Wage garnishment is a process used by creditors to take a portion of your paycheck after obtaining a court judgment for money owed. The debtor’s employer is required to notify the employee of the garnishment and to obey the order or face a fine or even imprisonment in extreme cases. Generally, creditors only use this process as last resort when negotiations or other demands for payment of a debt have been exhausted.
With some exceptions, Federal law limits the percentage of a debtor’s disposable earnings that can be garnished to 25 percent, or the amount by which the debtor’s weekly wage exceeds 30 percent of the federal hourly minimum wage, or whichever amount is lower. Also, a state’s maximum limit may be less than the federal limit and takes precedence.
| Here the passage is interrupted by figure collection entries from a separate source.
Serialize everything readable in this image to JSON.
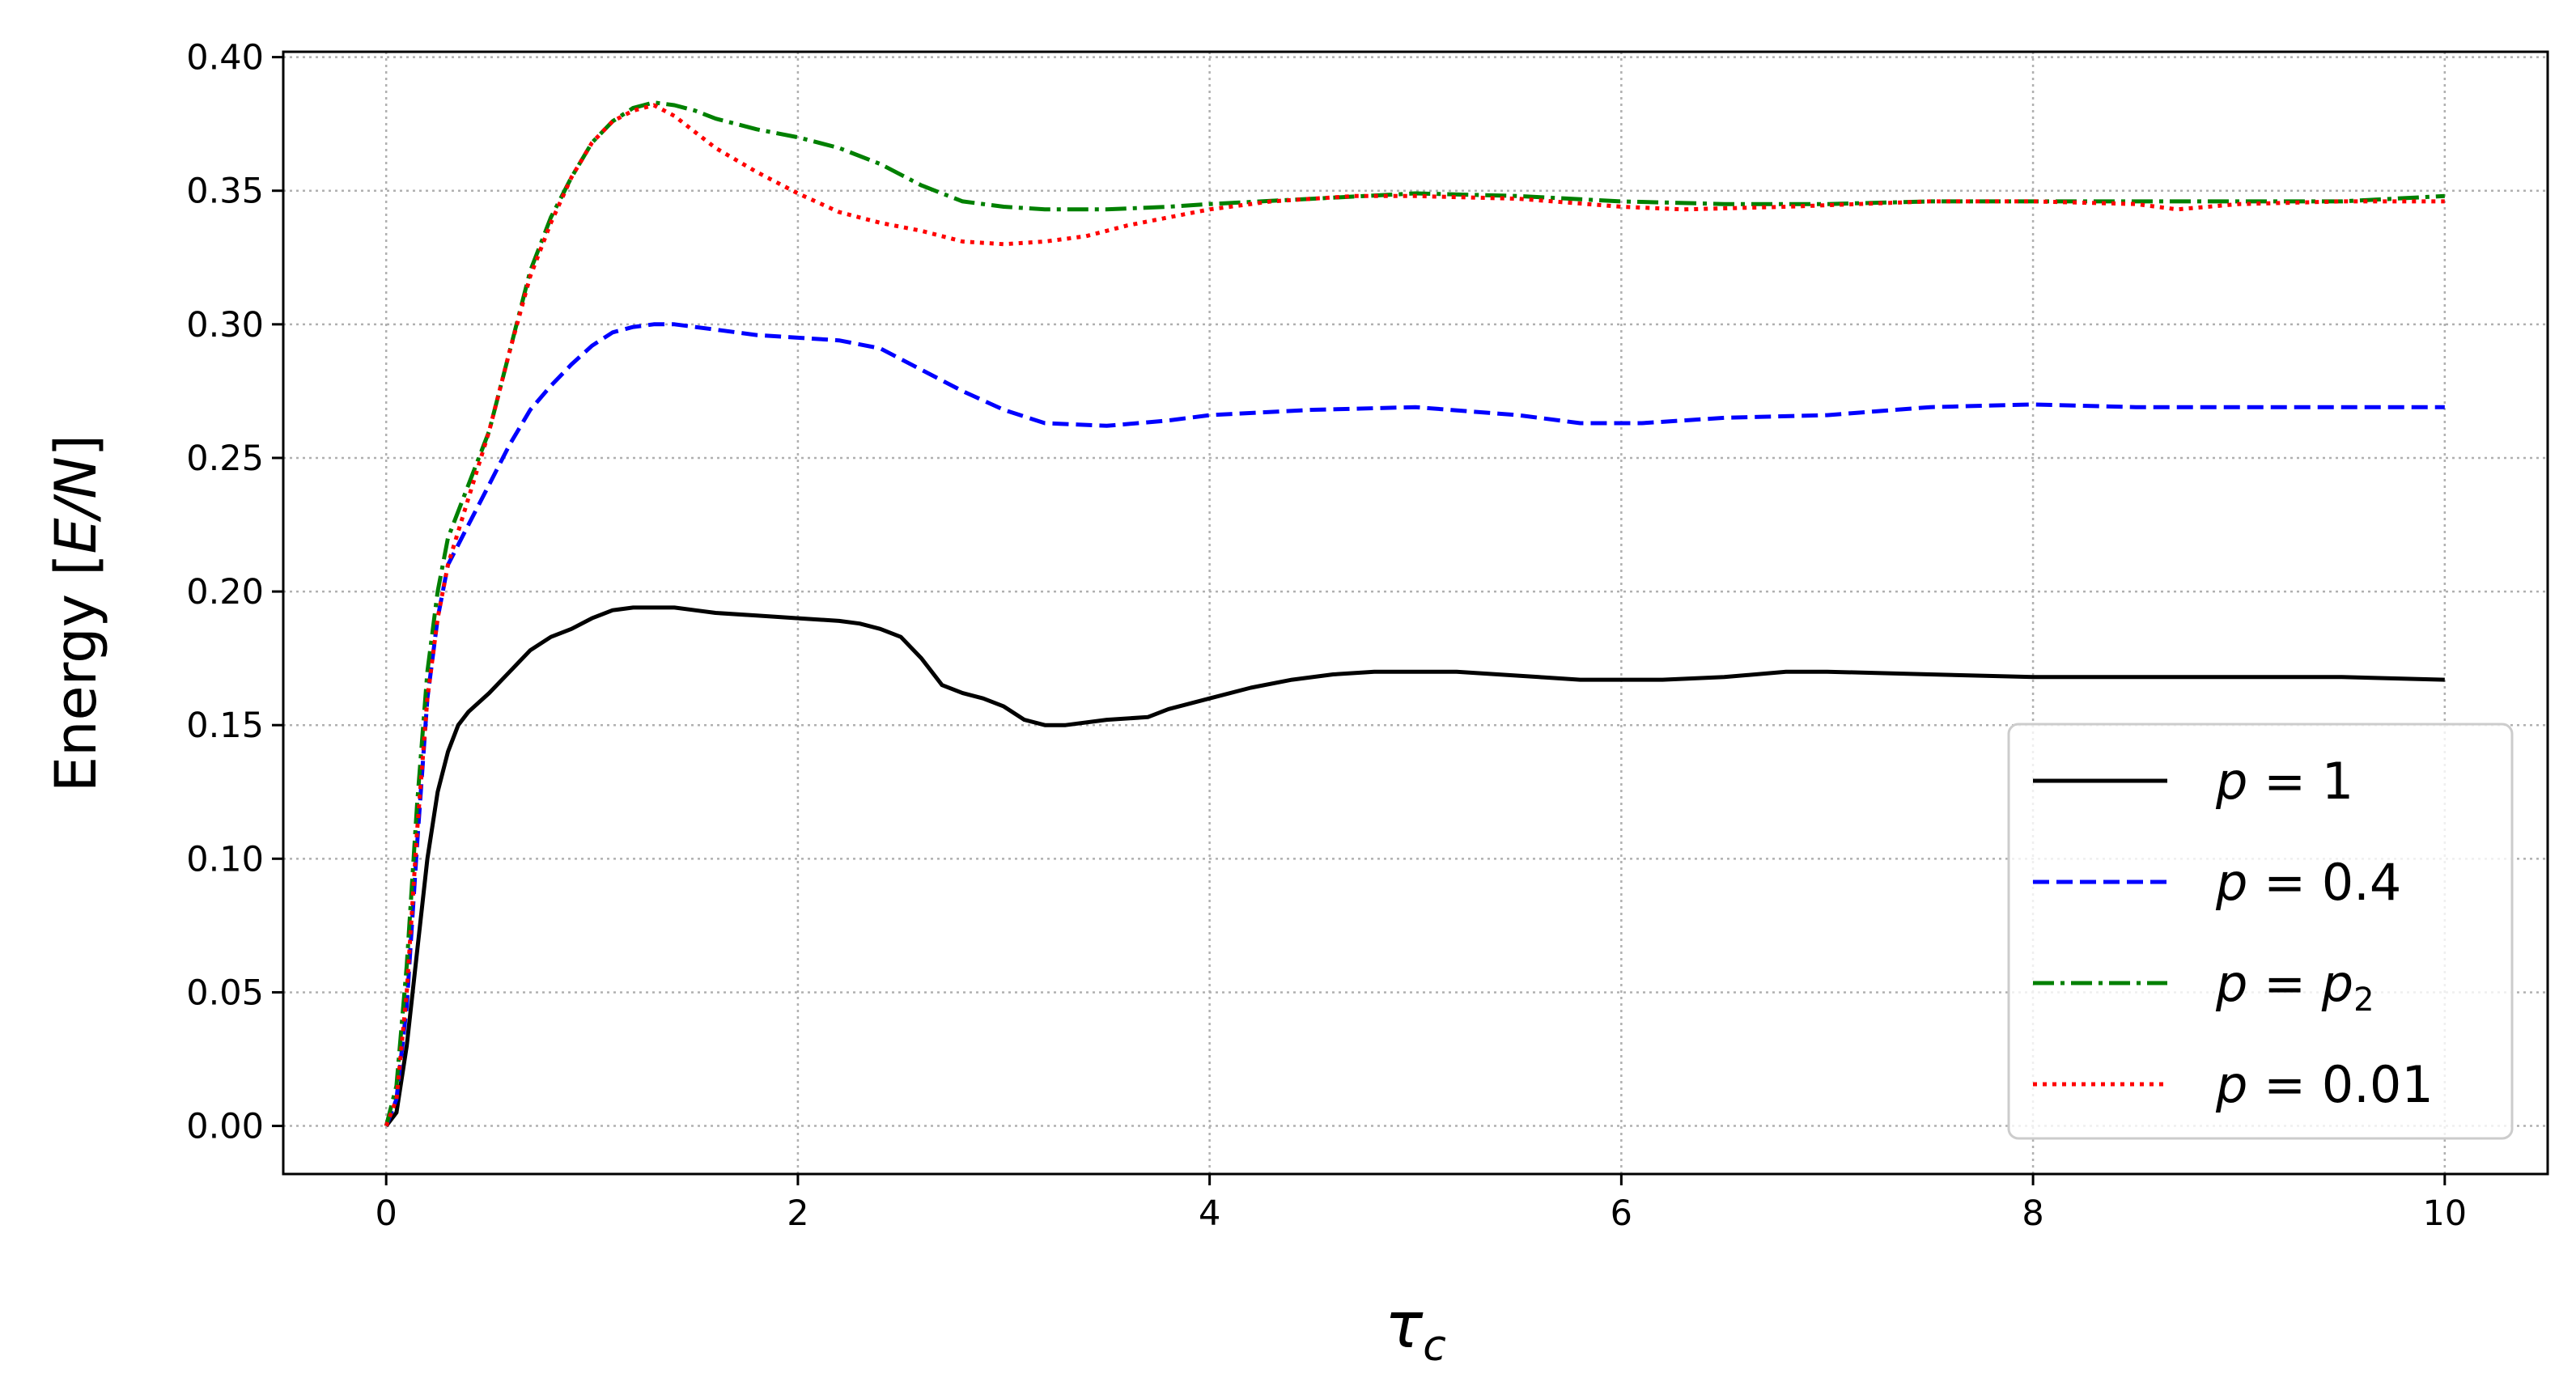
{
  "chart_data": {
    "type": "line",
    "xlabel": {
      "symbol": "τ",
      "sub": "c"
    },
    "ylabel": {
      "prefix": "Energy [",
      "math": "E/N",
      "suffix": "]"
    },
    "xlim": [
      -0.5,
      10.5
    ],
    "ylim": [
      -0.018,
      0.402
    ],
    "xticks": [
      "0",
      "2",
      "4",
      "6",
      "8",
      "10"
    ],
    "xtick_values": [
      0,
      2,
      4,
      6,
      8,
      10
    ],
    "yticks": [
      "0.00",
      "0.05",
      "0.10",
      "0.15",
      "0.20",
      "0.25",
      "0.30",
      "0.35",
      "0.40"
    ],
    "ytick_values": [
      0.0,
      0.05,
      0.1,
      0.15,
      0.2,
      0.25,
      0.3,
      0.35,
      0.4
    ],
    "grid": true,
    "legend_position": "lower-right",
    "series": [
      {
        "name": "p = 1",
        "legend": {
          "lhs": "p",
          "rhs": "1",
          "rhs_italic": false,
          "rhs_sub": ""
        },
        "color": "#000000",
        "dash": "",
        "points": [
          [
            0,
            0
          ],
          [
            0.05,
            0.005
          ],
          [
            0.1,
            0.03
          ],
          [
            0.15,
            0.065
          ],
          [
            0.2,
            0.1
          ],
          [
            0.25,
            0.125
          ],
          [
            0.3,
            0.14
          ],
          [
            0.35,
            0.15
          ],
          [
            0.4,
            0.155
          ],
          [
            0.5,
            0.162
          ],
          [
            0.6,
            0.17
          ],
          [
            0.7,
            0.178
          ],
          [
            0.8,
            0.183
          ],
          [
            0.9,
            0.186
          ],
          [
            1.0,
            0.19
          ],
          [
            1.1,
            0.193
          ],
          [
            1.2,
            0.194
          ],
          [
            1.3,
            0.194
          ],
          [
            1.4,
            0.194
          ],
          [
            1.5,
            0.193
          ],
          [
            1.6,
            0.192
          ],
          [
            1.8,
            0.191
          ],
          [
            2.0,
            0.19
          ],
          [
            2.2,
            0.189
          ],
          [
            2.3,
            0.188
          ],
          [
            2.4,
            0.186
          ],
          [
            2.5,
            0.183
          ],
          [
            2.6,
            0.175
          ],
          [
            2.7,
            0.165
          ],
          [
            2.8,
            0.162
          ],
          [
            2.9,
            0.16
          ],
          [
            3.0,
            0.157
          ],
          [
            3.1,
            0.152
          ],
          [
            3.2,
            0.15
          ],
          [
            3.3,
            0.15
          ],
          [
            3.5,
            0.152
          ],
          [
            3.7,
            0.153
          ],
          [
            3.8,
            0.156
          ],
          [
            4.0,
            0.16
          ],
          [
            4.2,
            0.164
          ],
          [
            4.4,
            0.167
          ],
          [
            4.6,
            0.169
          ],
          [
            4.8,
            0.17
          ],
          [
            5.0,
            0.17
          ],
          [
            5.2,
            0.17
          ],
          [
            5.4,
            0.169
          ],
          [
            5.6,
            0.168
          ],
          [
            5.8,
            0.167
          ],
          [
            6.0,
            0.167
          ],
          [
            6.2,
            0.167
          ],
          [
            6.5,
            0.168
          ],
          [
            6.8,
            0.17
          ],
          [
            7.0,
            0.17
          ],
          [
            7.5,
            0.169
          ],
          [
            8.0,
            0.168
          ],
          [
            8.5,
            0.168
          ],
          [
            9.0,
            0.168
          ],
          [
            9.5,
            0.168
          ],
          [
            10.0,
            0.167
          ]
        ]
      },
      {
        "name": "p = 0.4",
        "legend": {
          "lhs": "p",
          "rhs": "0.4",
          "rhs_italic": false,
          "rhs_sub": ""
        },
        "color": "#0000ff",
        "dash": "20 9",
        "points": [
          [
            0,
            0
          ],
          [
            0.05,
            0.01
          ],
          [
            0.1,
            0.045
          ],
          [
            0.15,
            0.105
          ],
          [
            0.2,
            0.16
          ],
          [
            0.25,
            0.19
          ],
          [
            0.3,
            0.21
          ],
          [
            0.4,
            0.225
          ],
          [
            0.5,
            0.24
          ],
          [
            0.6,
            0.255
          ],
          [
            0.7,
            0.268
          ],
          [
            0.8,
            0.277
          ],
          [
            0.9,
            0.285
          ],
          [
            1.0,
            0.292
          ],
          [
            1.1,
            0.297
          ],
          [
            1.2,
            0.299
          ],
          [
            1.3,
            0.3
          ],
          [
            1.4,
            0.3
          ],
          [
            1.6,
            0.298
          ],
          [
            1.8,
            0.296
          ],
          [
            2.0,
            0.295
          ],
          [
            2.2,
            0.294
          ],
          [
            2.4,
            0.291
          ],
          [
            2.6,
            0.283
          ],
          [
            2.8,
            0.275
          ],
          [
            3.0,
            0.268
          ],
          [
            3.2,
            0.263
          ],
          [
            3.5,
            0.262
          ],
          [
            3.8,
            0.264
          ],
          [
            4.0,
            0.266
          ],
          [
            4.5,
            0.268
          ],
          [
            5.0,
            0.269
          ],
          [
            5.5,
            0.266
          ],
          [
            5.8,
            0.263
          ],
          [
            6.1,
            0.263
          ],
          [
            6.5,
            0.265
          ],
          [
            7.0,
            0.266
          ],
          [
            7.5,
            0.269
          ],
          [
            8.0,
            0.27
          ],
          [
            8.5,
            0.269
          ],
          [
            9.0,
            0.269
          ],
          [
            9.5,
            0.269
          ],
          [
            10.0,
            0.269
          ]
        ]
      },
      {
        "name": "p = p₂",
        "legend": {
          "lhs": "p",
          "rhs": "p",
          "rhs_italic": true,
          "rhs_sub": "2"
        },
        "color": "#008000",
        "dash": "26 8 5 8",
        "points": [
          [
            0,
            0
          ],
          [
            0.05,
            0.015
          ],
          [
            0.1,
            0.06
          ],
          [
            0.15,
            0.12
          ],
          [
            0.2,
            0.17
          ],
          [
            0.25,
            0.2
          ],
          [
            0.3,
            0.22
          ],
          [
            0.4,
            0.24
          ],
          [
            0.5,
            0.26
          ],
          [
            0.6,
            0.29
          ],
          [
            0.7,
            0.32
          ],
          [
            0.8,
            0.34
          ],
          [
            0.9,
            0.355
          ],
          [
            1.0,
            0.368
          ],
          [
            1.1,
            0.376
          ],
          [
            1.2,
            0.381
          ],
          [
            1.3,
            0.383
          ],
          [
            1.4,
            0.382
          ],
          [
            1.5,
            0.38
          ],
          [
            1.6,
            0.377
          ],
          [
            1.8,
            0.373
          ],
          [
            2.0,
            0.37
          ],
          [
            2.2,
            0.366
          ],
          [
            2.4,
            0.36
          ],
          [
            2.6,
            0.352
          ],
          [
            2.8,
            0.346
          ],
          [
            3.0,
            0.344
          ],
          [
            3.2,
            0.343
          ],
          [
            3.5,
            0.343
          ],
          [
            3.8,
            0.344
          ],
          [
            4.0,
            0.345
          ],
          [
            4.5,
            0.347
          ],
          [
            5.0,
            0.349
          ],
          [
            5.5,
            0.348
          ],
          [
            6.0,
            0.346
          ],
          [
            6.5,
            0.345
          ],
          [
            7.0,
            0.345
          ],
          [
            7.5,
            0.346
          ],
          [
            8.0,
            0.346
          ],
          [
            8.5,
            0.346
          ],
          [
            9.0,
            0.346
          ],
          [
            9.5,
            0.346
          ],
          [
            10.0,
            0.348
          ]
        ]
      },
      {
        "name": "p = 0.01",
        "legend": {
          "lhs": "p",
          "rhs": "0.01",
          "rhs_italic": false,
          "rhs_sub": ""
        },
        "color": "#ff0000",
        "dash": "5 7",
        "points": [
          [
            0,
            0
          ],
          [
            0.05,
            0.01
          ],
          [
            0.1,
            0.05
          ],
          [
            0.15,
            0.11
          ],
          [
            0.2,
            0.16
          ],
          [
            0.25,
            0.19
          ],
          [
            0.3,
            0.21
          ],
          [
            0.4,
            0.235
          ],
          [
            0.5,
            0.26
          ],
          [
            0.6,
            0.29
          ],
          [
            0.7,
            0.318
          ],
          [
            0.8,
            0.338
          ],
          [
            0.9,
            0.355
          ],
          [
            1.0,
            0.368
          ],
          [
            1.1,
            0.376
          ],
          [
            1.2,
            0.38
          ],
          [
            1.3,
            0.382
          ],
          [
            1.4,
            0.378
          ],
          [
            1.5,
            0.372
          ],
          [
            1.6,
            0.366
          ],
          [
            1.8,
            0.357
          ],
          [
            2.0,
            0.349
          ],
          [
            2.2,
            0.342
          ],
          [
            2.4,
            0.338
          ],
          [
            2.6,
            0.335
          ],
          [
            2.8,
            0.331
          ],
          [
            3.0,
            0.33
          ],
          [
            3.2,
            0.331
          ],
          [
            3.4,
            0.333
          ],
          [
            3.6,
            0.337
          ],
          [
            3.8,
            0.34
          ],
          [
            4.0,
            0.343
          ],
          [
            4.3,
            0.346
          ],
          [
            4.7,
            0.348
          ],
          [
            5.0,
            0.348
          ],
          [
            5.5,
            0.347
          ],
          [
            6.0,
            0.344
          ],
          [
            6.3,
            0.343
          ],
          [
            6.8,
            0.344
          ],
          [
            7.5,
            0.346
          ],
          [
            8.0,
            0.346
          ],
          [
            8.5,
            0.345
          ],
          [
            8.7,
            0.343
          ],
          [
            9.0,
            0.345
          ],
          [
            9.5,
            0.346
          ],
          [
            10.0,
            0.346
          ]
        ]
      }
    ]
  }
}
Moreover, if your wages are garnished for domestic support orders, the amount garnished could be considerably more.
A wage garnishment can be an embarrassing situation and can continue until the debts are paid or until another agreement is reached. Fortunately, you can avoid this embarrassment by filing a Chapter 7 or a Chapter 13 bankruptcy. Once the bankruptcy is filed, section 362 of the bankruptcy code imposes an automatic stay of all civil proceedings, including your wage garnishment, and may discharge the garnishment.
If a creditor wants to resume collection, it must ask the court to lift the stay. The court will only lift the stay if it has a valid reason to do so. However, the automatic stay will not apply to domestic support obligations such as child support or spousal maintenance.
Once you receive the discharge and the underlying obligations for the wage garnishment was included in the discharge, the creditor can no longer resume the garnishment to collect the debt. If your case is dismissed without a discharge, then the creditor can continue the wage garnishment.